The NZD/USD pair extends its losing spree for the fifth trading session on Monday. The Kiwi asset weakens on multiple tailwinds: weakens in the New Zealand Dollar (NZD) amid caution ahead of the Reserve Bank of New Zealand’s (RBNZ) monetary policy decision and a firm US Dollar (USD) due to waned Federal Reserve (Fed) large rate cut bets for November.
Market participants expect the RBNZ to cut its Official Cash Rate (OCR) for the second time on Wednesday. However, the rate cut size is expected to be 50 basis points (bps) against 25 bps. The RBNZ is expected to announce a hefty rate cut with the intention of uplifting economic growth. The Kiwi economy is going through a rough phase due to the poor demand environment in the domestic and global markets.
Meanwhile, an all-out war between Israel and Iran has also dampened the appeal of risk-sensitive assets. The S&P 500 opens on a bearish note. The US Dollar Index (DXY), which gauges Greenback’s value against six major currencies, clings to gains near the seven-week high of 102.60.
The expectations for the Fed another 50-bps rate cut in November have been wiped out after the United States (US) Nonfarm Payrolls (NFP) for September surprisingly came in highest at 254K since March. Going forward, investors will focus on the US Consumer Price Index (CPI) data for September, which will be published on Thursday.
NZD/USD faces a sharp sell-off after failing to recapture the yearly high of 0.6410. The Kiwi asset extends its downside below the 20-and 50-day Exponential Moving Averages (EMAs), which trade around 0.6230 and 0.6180, respectively.
The 14-day Relative Strength Index (RSI) declines toward 40.00, suggesting a weakening of momentum.
More downside would appear if the pair breaks below the horizontal support plotted from September 11 low around 0.6100. The asset would decline further towards May 3 high of 0.6046 and the psychological support of 0.6000 if it breaks below September 11 low.
On the flip side, a reversal move above the 20-day EMA at 0.6230 will drive the asset towards September 3 high of 0.6302 and September 30 high near 0.6380.
The New Zealand Dollar (NZD), also known as the Kiwi, is a well-known traded currency among investors. Its value is broadly determined by the health of the New Zealand economy and the country’s central bank policy. Still, there are some unique particularities that also can make NZD move. The performance of the Chinese economy tends to move the Kiwi because China is New Zealand’s biggest trading partner. Bad news for the Chinese economy likely means less New Zealand exports to the country, hitting the economy and thus its currency. Another factor moving NZD is dairy prices as the dairy industry is New Zealand’s main export. High dairy prices boost export income, contributing positively to the economy and thus to the NZD.
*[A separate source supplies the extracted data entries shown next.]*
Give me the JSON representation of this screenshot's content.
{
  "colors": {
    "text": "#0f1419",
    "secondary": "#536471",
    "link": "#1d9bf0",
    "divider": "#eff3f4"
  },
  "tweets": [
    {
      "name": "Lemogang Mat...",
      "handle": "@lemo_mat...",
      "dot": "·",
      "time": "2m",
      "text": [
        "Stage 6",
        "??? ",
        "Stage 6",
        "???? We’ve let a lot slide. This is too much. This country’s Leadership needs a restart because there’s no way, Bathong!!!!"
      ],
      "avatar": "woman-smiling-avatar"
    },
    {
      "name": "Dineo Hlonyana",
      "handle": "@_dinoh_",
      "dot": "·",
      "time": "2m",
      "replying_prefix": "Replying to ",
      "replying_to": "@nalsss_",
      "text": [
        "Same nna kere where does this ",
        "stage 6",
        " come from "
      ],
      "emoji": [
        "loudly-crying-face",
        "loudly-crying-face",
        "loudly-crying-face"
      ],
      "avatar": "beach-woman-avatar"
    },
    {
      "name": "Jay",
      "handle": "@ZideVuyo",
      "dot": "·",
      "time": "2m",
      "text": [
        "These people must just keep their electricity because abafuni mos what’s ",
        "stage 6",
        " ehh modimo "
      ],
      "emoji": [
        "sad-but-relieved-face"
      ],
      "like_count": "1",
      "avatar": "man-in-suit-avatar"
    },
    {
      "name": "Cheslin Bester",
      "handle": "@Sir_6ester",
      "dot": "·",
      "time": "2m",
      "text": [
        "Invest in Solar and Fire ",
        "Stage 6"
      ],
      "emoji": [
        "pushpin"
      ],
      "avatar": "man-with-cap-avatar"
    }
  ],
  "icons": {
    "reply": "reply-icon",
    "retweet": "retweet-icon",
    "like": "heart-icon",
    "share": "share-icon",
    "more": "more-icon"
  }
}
The Reserve Bank of New Zealand (RBNZ) aims to achieve and maintain an inflation rate between 1% and 3% over the medium term, with a focus to keep it near the 2% mid-point. To this end, the bank sets an appropriate level of interest rates. When inflation is too high, the RBNZ will increase interest rates to cool the economy, but the move will also make bond yields higher, increasing investors’ appeal to invest in the country and thus boosting NZD. On the contrary, lower interest rates tend to weaken NZD. The so-called rate differential, or how rates in New Zealand are or are expected to be compared to the ones set by the US Federal Reserve, can also play a key role in moving the NZD/USD pair.
Macroeconomic data releases in New Zealand are key to assess the state of the economy and can impact the New Zealand Dollar’s (NZD) valuation. A strong economy, based on high economic growth, low unemployment and high confidence is good for NZD. High economic growth attracts foreign investment and may encourage the Reserve Bank of New Zealand to increase interest rates, if this economic strength comes together with elevated inflation. Conversely, if economic data is weak, NZD is likely to depreciate.
The New Zealand Dollar (NZD) tends to strengthen during risk-on periods, or when investors perceive that broader market risks are low and are optimistic about growth. This tends to lead to a more favorable outlook for commodities and so-called ‘commodity currencies’ such as the Kiwi. Conversely, NZD tends to weaken at times of market turbulence or economic uncertainty as investors tend to sell higher-risk assets and flee to the more-stable safe havens.